« Comme l’art et la littérature, le football-rhizome est la
résultante de la créolisation, c’est l’opacité inextricable de la rencontre des
cultures et des politiques. » L'écrivain Aliocha Wald Lasowski nous livre une
lecture des équipes américaines à travers la pensée philosophique d’Édouard
Glissant.
Le philosophe et écrivain Edouard Glissant, penseur de la
mondialité et de la créolisation, avait-il pressenti le succès des sélections
d’Amérique du Nord, d’Amérique du Sud et d’Amérique Centrale dans cette coupe
du monde 2014 ?
Disparu en 2011, Edouard Glissant était lui-même un grand
sportif. Amateur de basketball, il aimait défier sur le playground ses
étudiants de la Louisiana State University, où il enseigna pendant plusieurs
années.
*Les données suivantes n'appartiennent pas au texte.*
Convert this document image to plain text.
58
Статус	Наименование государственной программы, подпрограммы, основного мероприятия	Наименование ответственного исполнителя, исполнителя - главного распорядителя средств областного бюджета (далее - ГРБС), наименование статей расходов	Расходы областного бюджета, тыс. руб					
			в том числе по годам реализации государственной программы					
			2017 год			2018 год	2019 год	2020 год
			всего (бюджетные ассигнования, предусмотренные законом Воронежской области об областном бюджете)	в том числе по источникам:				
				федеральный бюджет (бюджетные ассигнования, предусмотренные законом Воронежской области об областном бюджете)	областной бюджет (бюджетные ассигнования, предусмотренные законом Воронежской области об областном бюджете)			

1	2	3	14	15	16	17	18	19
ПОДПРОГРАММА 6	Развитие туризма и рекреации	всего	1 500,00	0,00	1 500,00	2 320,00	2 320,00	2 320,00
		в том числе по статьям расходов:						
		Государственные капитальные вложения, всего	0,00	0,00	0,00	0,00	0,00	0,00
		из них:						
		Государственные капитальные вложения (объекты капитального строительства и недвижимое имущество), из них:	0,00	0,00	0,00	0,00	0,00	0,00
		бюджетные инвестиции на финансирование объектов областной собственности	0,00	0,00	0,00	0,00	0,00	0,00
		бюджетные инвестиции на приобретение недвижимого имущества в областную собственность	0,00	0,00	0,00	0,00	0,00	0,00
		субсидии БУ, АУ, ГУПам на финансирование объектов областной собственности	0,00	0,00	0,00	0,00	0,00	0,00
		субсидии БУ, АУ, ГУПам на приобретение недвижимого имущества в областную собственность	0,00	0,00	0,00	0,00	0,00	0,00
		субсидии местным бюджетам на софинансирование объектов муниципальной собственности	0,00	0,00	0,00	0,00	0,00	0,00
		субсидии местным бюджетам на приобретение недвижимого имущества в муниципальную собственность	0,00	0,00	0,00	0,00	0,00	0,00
Comme en écho à l’unité-diversité des huit équipes des Amériques
présentes en huitième de finale le 28 juin dernier (Brésil, Argentine, Mexique,
Colombie, Uruguay, Costa Rica, Chili et Etats-Unis), l’œuvre de Glissant, grand
admirateur de l’écrivain des plantations du Sud et du Mississippi, William
Faulkner, auquel il consacra un livre en 1998 (grande année du football),
manifeste une passion latino-américaine et inscrit la relation transatlantique
au cœur du Tout-monde.
Des Sierras mexicaines aux plaines d’Argentine, où, pendant
longtemps, rappelle Glissant, se sont effectués le débarquement, le partage et
la distribution des esclaves par les puissances européennes du Vieux Continent,
ces archipels de l’hispanité que sont les pays d’Amérique incarnent les audaces
de la modernité, le bouillonnement volcanique d’un football du Tout-monde,
comme un chaos-monde incertain de lui-même, dans ses convulsions et ses
dérélictions.
Nations férocement rivales, mais fondatrices de beautés
nouvelles, les pays des Amériques déploient un football marqué par la ferveur
du peuple et la passion des supporters. Par-dessus le silence où se terrèrent
les cultures et les langues andines, mayas, taïnos ou arawaks, se soulève
aujourd’hui la clameur qui chante les exploits des Sud-Américains, dans toutes
les rues de Rio de Janeiro, Belo Horizonte, Recife ou Brasilia, ces
villes-monde où se jouent les matchs de la compétition. Quelle excitation pour
l’imaginaire ! Dans les stades de football, véritables places avancées de la
néo-America, s’expérimente la multiplicité, l’étincellement créole ou caraïbe,
d’après les mots de Glissant, où se mêle l’art baroque et infini de la
relation, où se croisent latinité, négritude et africanité. Comme l’art et la
littérature, le football-rhizome est la résultante de la créolisation, c’est l’opacité
inextricable de la rencontre des cultures et des politiques.